И все повторится. Бесконечная любовь, идеальным кольцом замкнутая сама на себе. Совершенное единство двоих, практически, вживляющихся друг в друга вампиров. Это больше, чем брак, больше, чем любовь как таковая. Это больше, чем способно обрисовать человеческое восприятие. Ночь, как две капли воды похожая на эту, только не обремененная тяжелым тревожным ожиданием потому, что решение принято. Неизбежное перестает быть пугающим, если точно знаешь – твоя Альфа и Омега, твоя Вселенная останется на месте.

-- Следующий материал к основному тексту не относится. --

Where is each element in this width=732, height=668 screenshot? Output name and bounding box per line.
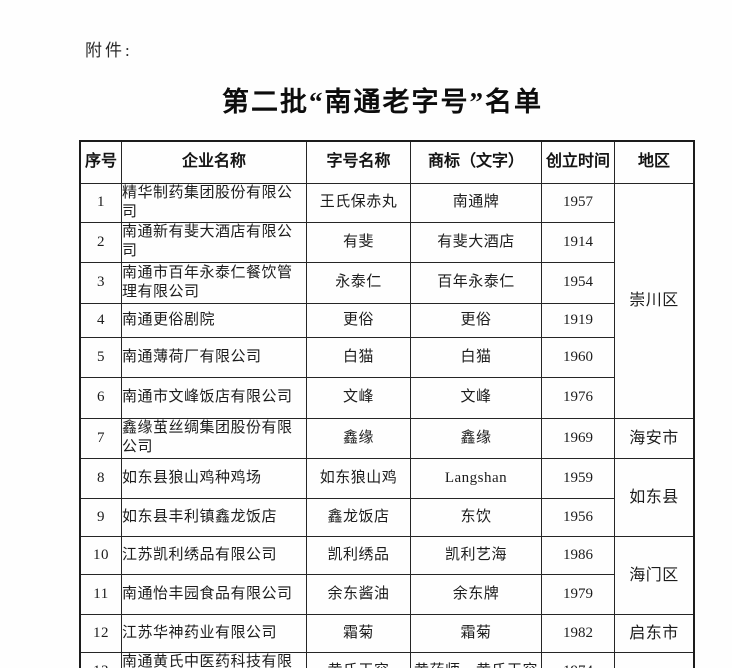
column-header-seq: 序号 xyxy=(79,140,122,184)
cell-trademark: 东饮 xyxy=(410,497,542,537)
cell-seq: 5 xyxy=(79,336,122,378)
cell-seq: 11 xyxy=(79,573,122,615)
column-header-region: 地区 xyxy=(614,140,695,184)
cell-trademark: 鑫缘 xyxy=(410,417,542,459)
cell-region xyxy=(614,651,695,668)
cell-brand: 有斐 xyxy=(306,221,411,263)
cell-trademark: 百年永泰仁 xyxy=(410,261,542,304)
cell-company: 如东县丰利镇鑫龙饭店 xyxy=(121,497,307,537)
cell-brand: 如东狼山鸡 xyxy=(306,457,411,499)
cell-seq: 12 xyxy=(79,613,122,653)
cell-trademark: 霜菊 xyxy=(410,613,542,653)
column-header-brand: 字号名称 xyxy=(306,140,411,184)
cell-company: 南通薄荷厂有限公司 xyxy=(121,336,307,378)
table-header-row: 序号 企业名称 字号名称 商标（文字） 创立时间 地区 xyxy=(79,140,695,184)
cell-founded: 1969 xyxy=(541,417,615,459)
cell-founded: 1974 xyxy=(541,651,615,668)
cell-founded: 1959 xyxy=(541,457,615,499)
cell-brand: 永泰仁 xyxy=(306,261,411,304)
cell-seq: 3 xyxy=(79,261,122,304)
cell-trademark: 凯利艺海 xyxy=(410,535,542,575)
cell-company: 如东县狼山鸡种鸡场 xyxy=(121,457,307,499)
cell-seq: 6 xyxy=(79,376,122,419)
cell-founded: 1976 xyxy=(541,376,615,419)
cell-seq: 7 xyxy=(79,417,122,459)
column-header-founded: 创立时间 xyxy=(541,140,615,184)
cell-seq: 10 xyxy=(79,535,122,575)
cell-region: 海门区 xyxy=(614,535,695,615)
table-row: 3 南通市百年永泰仁餐饮管理有限公司 永泰仁 百年永泰仁 1954 xyxy=(79,261,694,304)
cell-trademark: 白猫 xyxy=(410,336,542,378)
table-row: 11 南通怡丰园食品有限公司 余东酱油 余东牌 1979 xyxy=(79,573,694,615)
cell-seq: 2 xyxy=(79,221,122,263)
cell-seq: 9 xyxy=(79,497,122,537)
cell-brand: 黄氏玉容 xyxy=(306,651,411,668)
cell-region: 海安市 xyxy=(614,417,695,459)
cell-company: 江苏华神药业有限公司 xyxy=(121,613,307,653)
cell-company: 南通市文峰饭店有限公司 xyxy=(121,376,307,419)
table-row: 6 南通市文峰饭店有限公司 文峰 文峰 1976 xyxy=(79,376,694,419)
table-row: 4 南通更俗剧院 更俗 更俗 1919 xyxy=(79,302,694,338)
cell-brand: 更俗 xyxy=(306,302,411,338)
table-row: 7 鑫缘茧丝绸集团股份有限公司 鑫缘 鑫缘 1969 海安市 xyxy=(79,417,695,459)
column-header-company: 企业名称 xyxy=(121,140,307,184)
cell-company: 南通新有斐大酒店有限公司 xyxy=(121,221,307,263)
cell-trademark: 更俗 xyxy=(410,302,542,338)
cell-company: 南通更俗剧院 xyxy=(121,302,307,338)
cell-trademark: 余东牌 xyxy=(410,573,542,615)
brands-table: 序号 企业名称 字号名称 商标（文字） 创立时间 地区 1 精华制药集团股份有限公司 王氏保赤… xyxy=(79,140,695,668)
cell-trademark: 南通牌 xyxy=(410,182,542,223)
cell-brand: 霜菊 xyxy=(306,613,411,653)
page-title: 第二批“南通老字号”名单 xyxy=(222,87,543,117)
cell-brand: 鑫龙饭店 xyxy=(306,497,411,537)
cell-company: 精华制药集团股份有限公司 xyxy=(121,182,307,223)
cell-trademark: Langshan xyxy=(410,457,542,499)
cell-brand: 白猫 xyxy=(306,336,411,378)
table-row: 2 南通新有斐大酒店有限公司 有斐 有斐大酒店 1914 xyxy=(79,221,694,263)
table-row: 8 如东县狼山鸡种鸡场 如东狼山鸡 Langshan 1959 如东县 xyxy=(79,457,695,537)
cell-company: 南通黄氏中医药科技有限公司 xyxy=(121,651,307,668)
cell-region: 启东市 xyxy=(614,613,695,653)
cell-founded: 1986 xyxy=(541,535,615,575)
column-header-trademark: 商标（文字） xyxy=(410,140,542,184)
cell-brand: 文峰 xyxy=(306,376,411,419)
cell-founded: 1957 xyxy=(541,182,615,223)
cell-brand: 凯利绣品 xyxy=(306,535,411,575)
cell-founded: 1960 xyxy=(541,336,615,378)
cell-founded: 1982 xyxy=(541,613,615,653)
cell-founded: 1956 xyxy=(541,497,615,537)
cell-region: 崇川区 xyxy=(614,182,695,419)
cell-brand: 鑫缘 xyxy=(306,417,411,459)
attachment-label: 附件: xyxy=(85,41,133,60)
cell-company: 南通市百年永泰仁餐饮管理有限公司 xyxy=(121,261,307,304)
cell-brand: 余东酱油 xyxy=(306,573,411,615)
cell-founded: 1979 xyxy=(541,573,615,615)
cell-seq: 8 xyxy=(79,457,122,499)
cell-founded: 1914 xyxy=(541,221,615,263)
cell-region: 如东县 xyxy=(614,457,695,537)
table-row: 1 精华制药集团股份有限公司 王氏保赤丸 南通牌 1957 崇川区 xyxy=(79,182,695,419)
cell-founded: 1919 xyxy=(541,302,615,338)
cell-trademark: 文峰 xyxy=(410,376,542,419)
table-row: 10 江苏凯利绣品有限公司 凯利绣品 凯利艺海 1986 海门区 xyxy=(79,535,695,615)
cell-company: 鑫缘茧丝绸集团股份有限公司 xyxy=(121,417,307,459)
cell-trademark: 黄药师、黄氏玉容 xyxy=(410,651,542,668)
cell-brand: 王氏保赤丸 xyxy=(306,182,411,223)
cell-company: 江苏凯利绣品有限公司 xyxy=(121,535,307,575)
table-row: 12 江苏华神药业有限公司 霜菊 霜菊 1982 启东市 xyxy=(79,613,695,653)
cell-company: 南通怡丰园食品有限公司 xyxy=(121,573,307,615)
table-row: 13南通黄氏中医药科技有限公司黄氏玉容黄药师、黄氏玉容1974 xyxy=(79,651,695,668)
table-body: 1 精华制药集团股份有限公司 王氏保赤丸 南通牌 1957 崇川区 2 南通新有斐大酒店有限公… xyxy=(79,182,695,668)
table-row: 9 如东县丰利镇鑫龙饭店 鑫龙饭店 东饮 1956 xyxy=(79,497,694,537)
cell-seq: 1 xyxy=(79,182,122,223)
cell-seq: 4 xyxy=(79,302,122,338)
cell-seq: 13 xyxy=(79,651,122,668)
cell-trademark: 有斐大酒店 xyxy=(410,221,542,263)
cell-founded: 1954 xyxy=(541,261,615,304)
table-row: 5 南通薄荷厂有限公司 白猫 白猫 1960 xyxy=(79,336,694,378)
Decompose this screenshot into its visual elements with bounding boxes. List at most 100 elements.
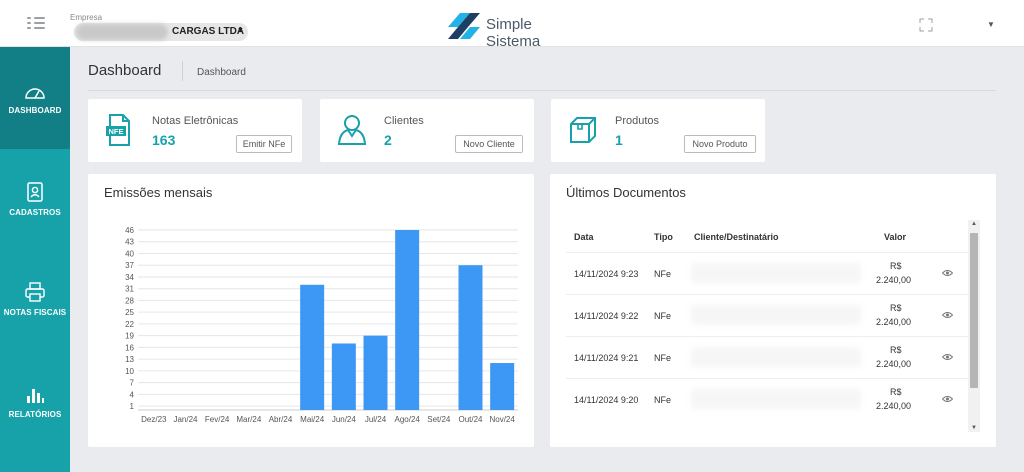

Она останется рядом с тобой, несмотря ни на что, и даже смерть пасует перед этим. И Харука, как и Дзюри, знает это.
Все повторяется.
Дзюри обнимает голову дочери, укрывая ее от шума и тревоги, защищая от бьющей волнами угрозы. Она вспоминает, что позаботиться о Юки обещал глава Академии Кросс и лучший охотник. И у Юки всегда будет Канаме. И она станет человеком. У ее дочери будет шанс, ради этого стоит отдать жизнь. Несоизмеримо выгодный обмен.
- Закрой глаза, - шепчет Дзюри перепуганной девочке, стараясь говорить спокойно. Через минуту все будет кончено, и последнее, что видит Дзюри Куран перед тем, как исчезнуть, – лицо ее безгранично любимого мужа.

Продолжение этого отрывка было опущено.